I think the main source of the noise is microstepping - if you've ever used the adafruit shield with microstepping you'll have found the squealing that makes even worse... Not much consolation I know. The speed drop is down to the microstepping, indeed. You will be 4x slower I think, because of the step interpolation. The adafruit shield does actually do an interleaved step style, so with a 200 step motors, you used to tell the machine that it had 400 steps. 200 were "real" steps, and 200 were a kind of half-step.

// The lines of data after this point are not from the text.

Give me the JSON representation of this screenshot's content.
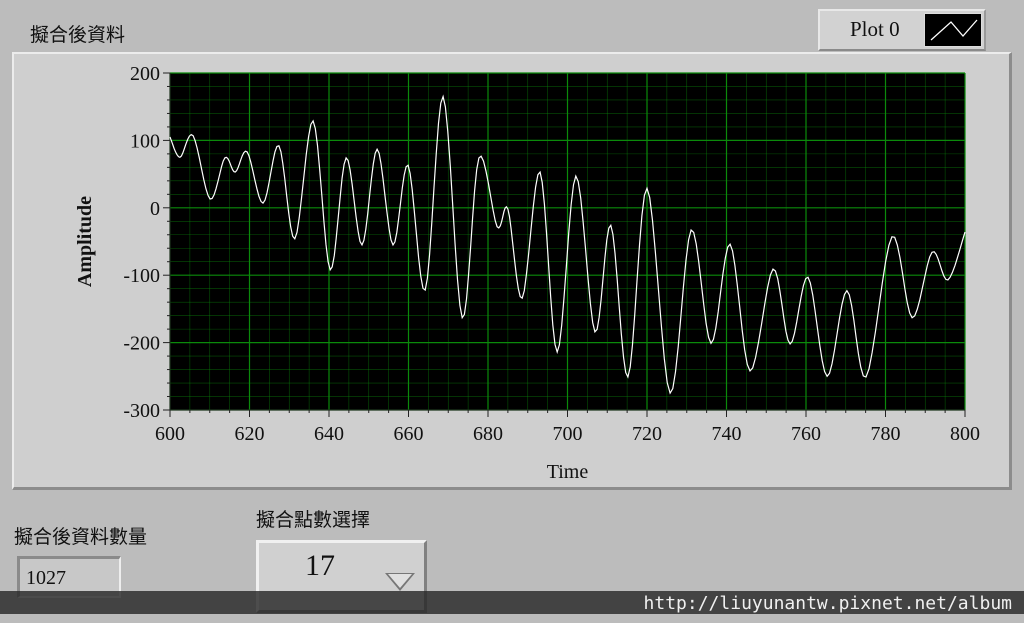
{
  "graph": {
    "title": "擬合後資料",
    "legend": {
      "label": "Plot 0",
      "icon": "line-plot-icon"
    }
  },
  "chart_data": {
    "type": "line",
    "title": "",
    "xlabel": "Time",
    "ylabel": "Amplitude",
    "xlim": [
      600,
      800
    ],
    "ylim": [
      -300,
      200
    ],
    "xticks": [
      "600",
      "620",
      "640",
      "660",
      "680",
      "700",
      "720",
      "740",
      "760",
      "780",
      "800"
    ],
    "yticks": [
      "200",
      "100",
      "0",
      "-100",
      "-200",
      "-300"
    ],
    "grid": true,
    "colors": {
      "background": "#000000",
      "grid": "#0b8a0b",
      "line": "#ffffff"
    },
    "series": [
      {
        "x": [
          600,
          602.5,
          605.8,
          610.1,
          613.8,
          616.4,
          619.4,
          623.4,
          627.4,
          631.4,
          636,
          640.3,
          644.3,
          648.3,
          652.1,
          656.1,
          659.9,
          664.2,
          668.7,
          673.5,
          677.7,
          682.3,
          685,
          688.6,
          693.1,
          697.4,
          702.1,
          706.9,
          710.9,
          715.2,
          720,
          725.8,
          731.1,
          736.1,
          740.9,
          745.9,
          751.7,
          756,
          760.5,
          765.3,
          770.3,
          775.1,
          781.6,
          786.7,
          791.7,
          795.7,
          800
        ],
        "y": [
          105,
          75,
          107,
          13,
          74,
          53,
          83,
          7,
          92,
          -46,
          129,
          -92,
          74,
          -55,
          87,
          -55,
          63,
          -122,
          165,
          -163,
          74,
          -28,
          -2,
          -134,
          53,
          -214,
          47,
          -184,
          -26,
          -251,
          29,
          -275,
          -33,
          -201,
          -54,
          -242,
          -91,
          -202,
          -103,
          -250,
          -123,
          -251,
          -43,
          -163,
          -66,
          -107,
          -36
        ]
      }
    ]
  },
  "count_indicator": {
    "label": "擬合後資料數量",
    "value": "1027"
  },
  "points_selector": {
    "label": "擬合點數選擇",
    "value": "17",
    "icon": "dropdown-arrow-icon"
  },
  "watermark": {
    "text": "http://liuyunantw.pixnet.net/album"
  }
}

With microstepping drivers, you tell the machine your true motor steps (200), and a multiplier. To fix the slowness, just increase the speed. I usually run at 2000 steps per sec without any problems. There's a hard limit of around 4000 steps per second, so you might find that it doesn't get any faster past a certain speed near there.
The external power jumper shouldn't make any difference. It is an irritating curiosity that the stepper drivers will not work at all with less than 8v, so 9 is not unusual. As long as your motors are not getting overheated, the voltage can be as high as you want, because you tune the power with the adjustment screw.
That said, if you've got a whining out of them when you do a lock, then there's some vibration, some oscillation, and that's a great way to build up some heat quickly. It's also quite unusual. Do the motors whine if you remove the weight from them entirely?